Unnamed: 0,emotion,User,Agent
0,sentimental,I remember going to see the fireworks with my ...,"Was this a friend you were in love with, or ju..."
1,sentimental,This was a best friend. I miss her.,Where has she gone?
2,sentimental,We no longer talk.,Oh was this something that happened because of...
3,sentimental,"Was this a friend you were in love with, or ju...",This was a best friend. I miss her.
4,sentimental,Where has she gone?,We no longer talk.


### Load the SentenceTransformer model
docs: https://sbert.net/docs/sentence_transformer/usage/usage.html

Load the ```all-MiniLM-L6-v2``` sentence transformer model for computing the contextual embeddings.

In [30]:
#model = FILL_IN_CODE
model = SentenceTransformer("all-MiniLM-L6-v2")

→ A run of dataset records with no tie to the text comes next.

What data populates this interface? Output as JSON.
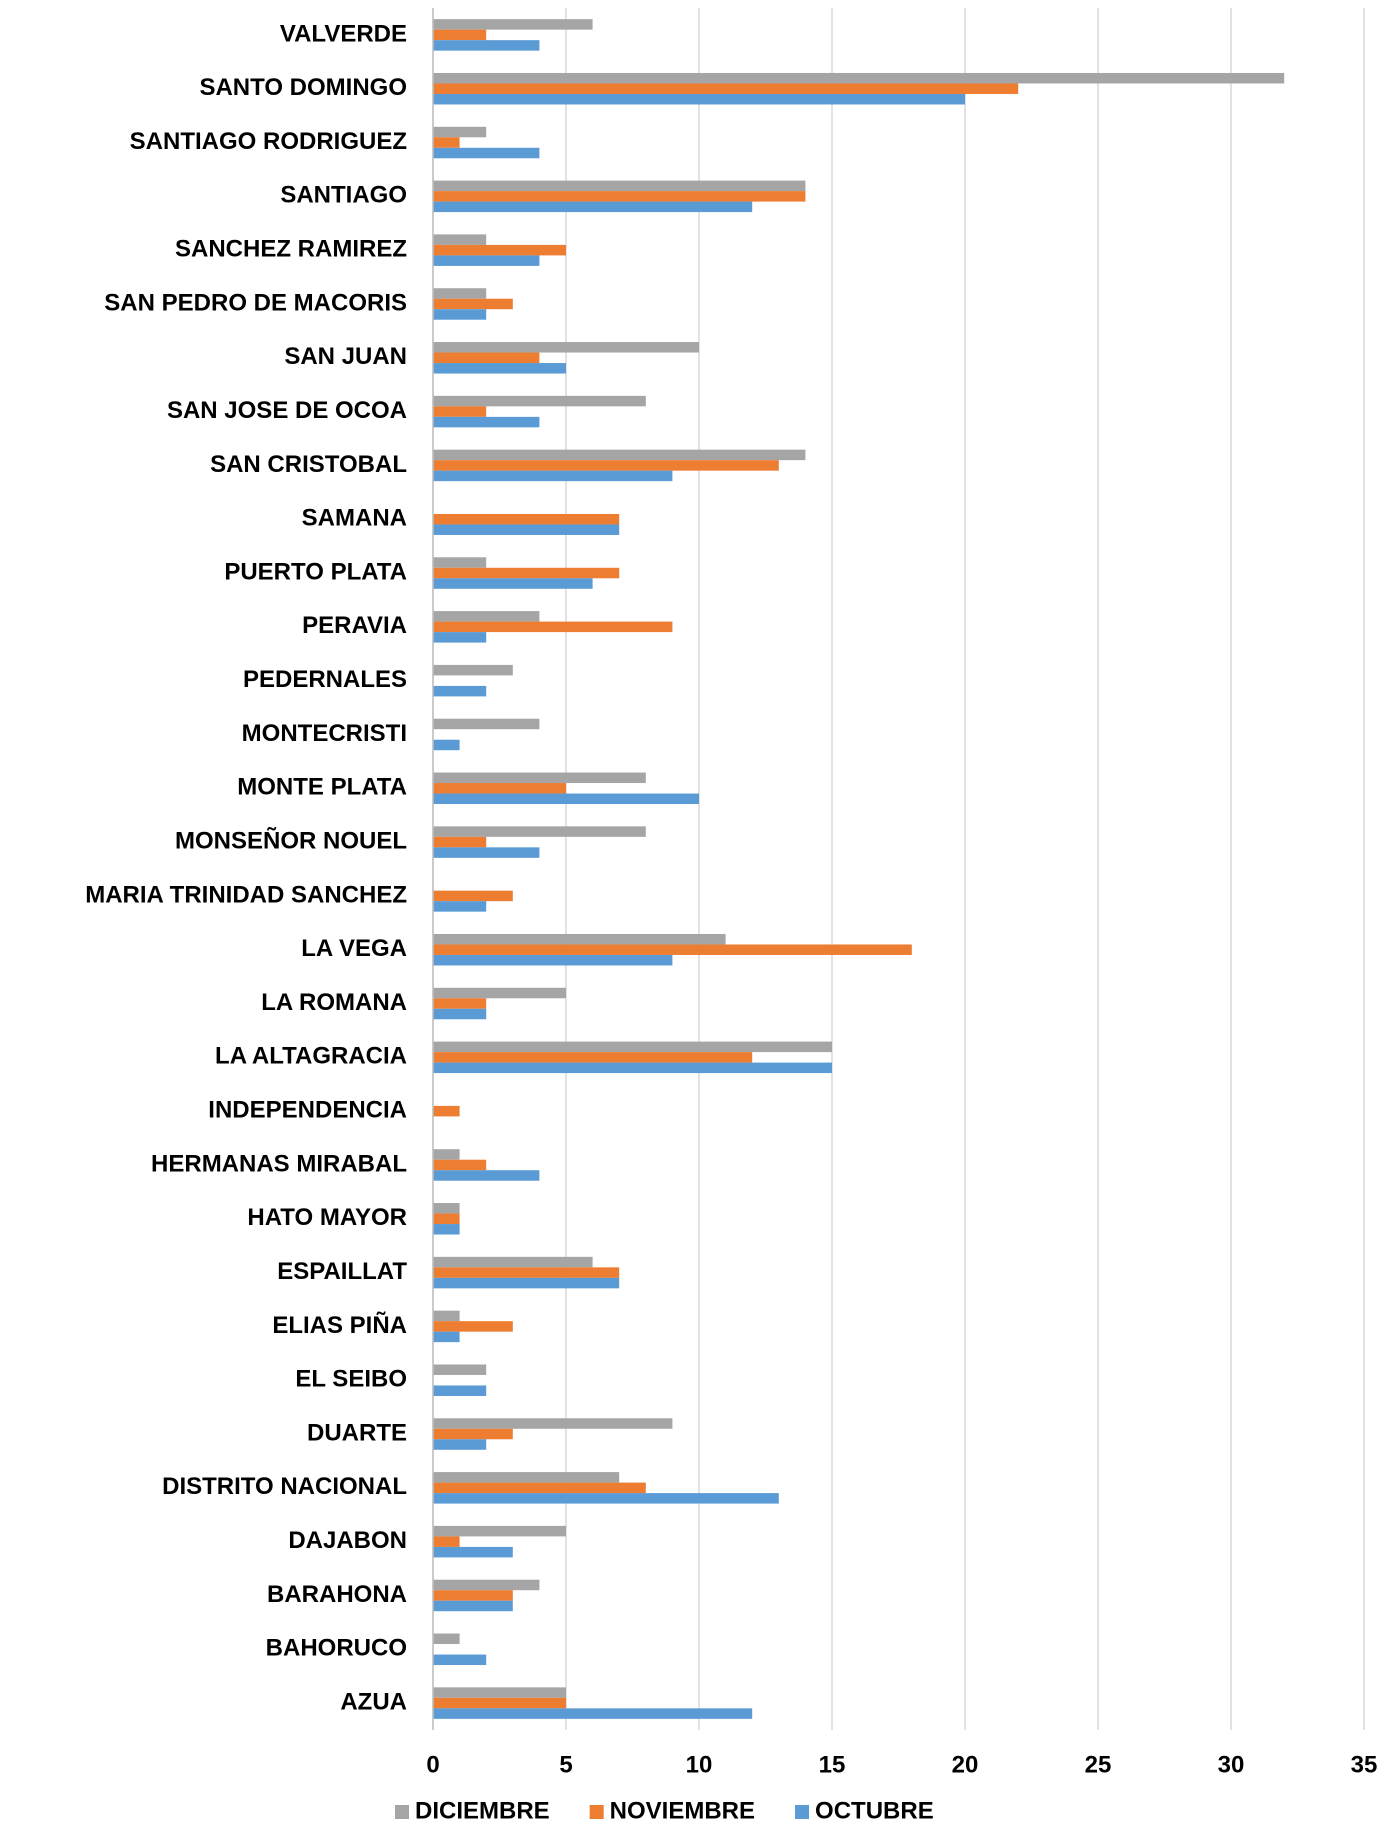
{
  "chart_data": {
    "type": "hbar",
    "categories": [
      "VALVERDE",
      "SANTO DOMINGO",
      "SANTIAGO RODRIGUEZ",
      "SANTIAGO",
      "SANCHEZ RAMIREZ",
      "SAN PEDRO DE MACORIS",
      "SAN JUAN",
      "SAN JOSE DE OCOA",
      "SAN CRISTOBAL",
      "SAMANA",
      "PUERTO PLATA",
      "PERAVIA",
      "PEDERNALES",
      "MONTECRISTI",
      "MONTE PLATA",
      "MONSEÑOR NOUEL",
      "MARIA TRINIDAD SANCHEZ",
      "LA VEGA",
      "LA ROMANA",
      "LA ALTAGRACIA",
      "INDEPENDENCIA",
      "HERMANAS MIRABAL",
      "HATO MAYOR",
      "ESPAILLAT",
      "ELIAS PIÑA",
      "EL SEIBO",
      "DUARTE",
      "DISTRITO NACIONAL",
      "DAJABON",
      "BARAHONA",
      "BAHORUCO",
      "AZUA"
    ],
    "series": [
      {
        "name": "DICIEMBRE",
        "color": "#a5a5a5",
        "values": [
          6,
          32,
          2,
          14,
          2,
          2,
          10,
          8,
          14,
          0,
          2,
          4,
          3,
          4,
          8,
          8,
          0,
          11,
          5,
          15,
          0,
          1,
          1,
          6,
          1,
          2,
          9,
          7,
          5,
          4,
          1,
          5
        ]
      },
      {
        "name": "NOVIEMBRE",
        "color": "#ed7d31",
        "values": [
          2,
          22,
          1,
          14,
          5,
          3,
          4,
          2,
          13,
          7,
          7,
          9,
          0,
          0,
          5,
          2,
          3,
          18,
          2,
          12,
          1,
          2,
          1,
          7,
          3,
          0,
          3,
          8,
          1,
          3,
          0,
          5
        ]
      },
      {
        "name": "OCTUBRE",
        "color": "#5b9bd5",
        "values": [
          4,
          20,
          4,
          12,
          4,
          2,
          5,
          4,
          9,
          7,
          6,
          2,
          2,
          1,
          10,
          4,
          2,
          9,
          2,
          15,
          0,
          4,
          1,
          7,
          1,
          2,
          2,
          13,
          3,
          3,
          2,
          12
        ]
      }
    ],
    "xlim": [
      0,
      35
    ],
    "xticks": [
      0,
      5,
      10,
      15,
      20,
      25,
      30,
      35
    ],
    "grid": true,
    "legend": "bottom"
  }
}
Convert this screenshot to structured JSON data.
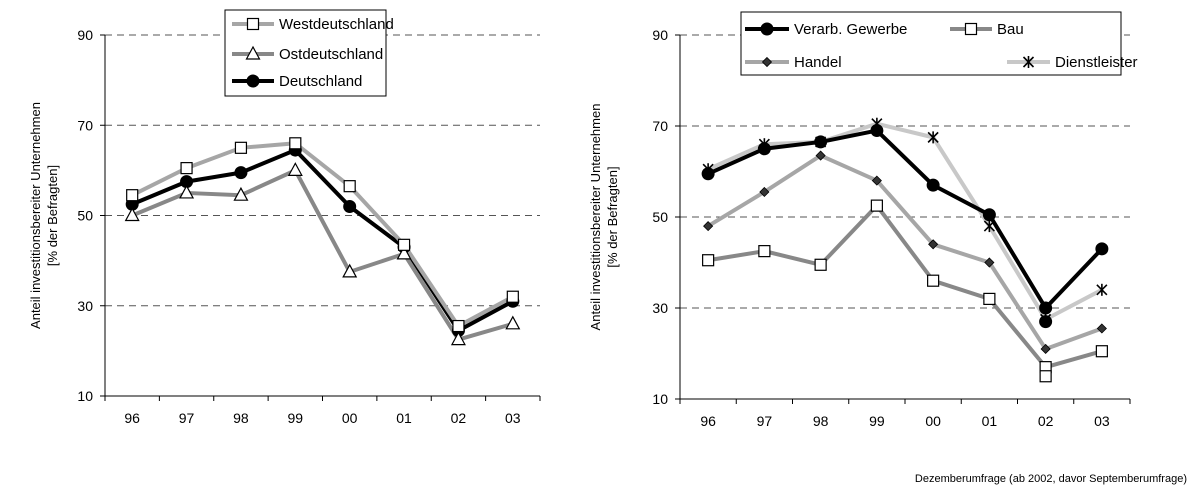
{
  "chart_data": [
    {
      "type": "line",
      "categories": [
        "96",
        "97",
        "98",
        "99",
        "00",
        "01",
        "02",
        "03"
      ],
      "ylabel_line1": "Anteil investitionsbereiter Unternehmen",
      "ylabel_line2": "[% der Befragten]",
      "yticks": [
        "10",
        "30",
        "50",
        "70",
        "90"
      ],
      "ylim": [
        10,
        90
      ],
      "grid": true,
      "legend_position": "top-right",
      "series": [
        {
          "name": "Westdeutschland",
          "marker": "square",
          "color": "#a6a6a6",
          "values": [
            54.5,
            60.5,
            65,
            66,
            56.5,
            43.5,
            25.5,
            32
          ]
        },
        {
          "name": "Ostdeutschland",
          "marker": "triangle",
          "color": "#888888",
          "values": [
            50,
            55,
            54.5,
            60,
            37.5,
            41.5,
            22.5,
            26
          ]
        },
        {
          "name": "Deutschland",
          "marker": "circle",
          "color": "#000000",
          "values": [
            52.5,
            57.5,
            59.5,
            64.5,
            52,
            43,
            24.5,
            31
          ]
        }
      ]
    },
    {
      "type": "line",
      "categories": [
        "96",
        "97",
        "98",
        "99",
        "00",
        "01",
        "02",
        "03"
      ],
      "ylabel_line1": "Anteil investitionsbereiter Unternehmen",
      "ylabel_line2": "[% der Befragten]",
      "yticks": [
        "10",
        "30",
        "50",
        "70",
        "90"
      ],
      "ylim": [
        10,
        90
      ],
      "grid": true,
      "legend_position": "top",
      "series": [
        {
          "name": "Verarb. Gewerbe",
          "marker": "circle",
          "color": "#000000",
          "values": [
            59.5,
            65,
            66.5,
            69,
            57,
            50.5,
            30,
            43
          ]
        },
        {
          "name": "Bau",
          "marker": "square",
          "color": "#888888",
          "values": [
            40.5,
            42.5,
            39.5,
            52.5,
            36,
            32,
            17,
            20.5
          ]
        },
        {
          "name": "Handel",
          "marker": "diamond",
          "color": "#a6a6a6",
          "values": [
            48,
            55.5,
            63.5,
            58,
            44,
            40,
            21,
            25.5
          ]
        },
        {
          "name": "Dienstleister",
          "marker": "asterisk",
          "color": "#c8c8c8",
          "values": [
            60.5,
            66,
            66.5,
            70.5,
            67.5,
            48,
            27.5,
            34
          ]
        }
      ],
      "extra_markers": [
        {
          "category": "02",
          "value": 15,
          "marker": "square"
        },
        {
          "category": "02",
          "value": 27,
          "marker": "circle"
        }
      ]
    }
  ],
  "footnote": "Dezemberumfrage (ab 2002, davor Septemberumfrage)"
}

### Compute the sentence embeddings
For the 'User' column of the dataset, compute the sentence embeddings using the sentence transformer model.

In [31]:
user_dialogues = data['User'].tolist() # sentences to encode
#user_embeddings = model.FILL_IN_CODE
user_embeddings = model.encode(user_dialogues) # calculate embeddings

The above line took about 30s run on Mac M4.

### Retrieve the agent response
In the get_response() function, utilize the user_embeddings to retrieve the most similar instance from the data point using cosine similarity. For the selected data point, return the corresponding response in the 'Agent' column of the data as the agent's reponse.

In [32]:
def get_response(user_input, data, model, user_embeddings):
    # Convert the input of the user to its sentence embedding
    input_embedding = model.encode(user_input)
    
    # Compute cosine similarities between user input embeddings and user embeddings (based on the data)
    cosine_scores = util.pytorch_cos_sim(input_embedding, user_embeddings)
    
    # Find the index of the highest cosine similarity using np.argmax.
    best_match_idx = np.argmax(cosine_scores.numpy())
    
    # Return the corresponding string for the 'Agent' column
    return data['Agent'].iloc[best_match_idx]


### Define and open the file to save chat history

In [35]:
### Define and open the file to save chat history
from datetime import datetime

# Get the current date and time
now = datetime.now()

# Format the date and time to create the file name
file_name = f"CORPUS_CHAT_{now.strftime('%Y_%m_%d_%H_%M_%S')}.txt"
f = open(file_name, "w")

### Define a chat loop
In this part, you need to define a loop that asks for user input and prints the user response till the user wants to end the chat. Utilize the same regex expression as before to identify when the user wants to end the chat.

In [36]:
while True:
    user_input = input("User:")
    if is_end(user_input):
        # Output the goodbye message, write the last inputs and outputs to the log and close the file
        goodbye_message = "Goodbye, please take care"
        print("Corpus Agent:", goodbye_message)
        f.write("User:" + user_input + "\n") # Log the user's last input
        f.write("Corpus Agent:" + goodbye_message + "\n") # Log the agent's goodbye message
        f.close()
        break
    response = get_response(user_input, data, model, user_embeddings)
    print("Corpus Agent:", response)
    f.write("User: " + user_input + "\n") # Log the user's input
    f.write("Corpus Agent: "+ response + "\n") # Log the agent's response

Corpus Agent: You would have been mad at me this morning!
Corpus Agent: I am happy for you
Corpus Agent: A large caramel frappe with whip cream. It's delicious.
Corpus Agent: Are the coffees there expensive?
Corpus Agent: What kind of coffee will you get?
Corpus Agent: A large caramel frappe with whip cream. It's delicious.
Corpus Agent: Goodbye, please take care


Congrats, you are done with part 2. You now need to simply test out your model for 3 chat conversations (minimum 10 utterances in each conversation) and report the results of the human survey.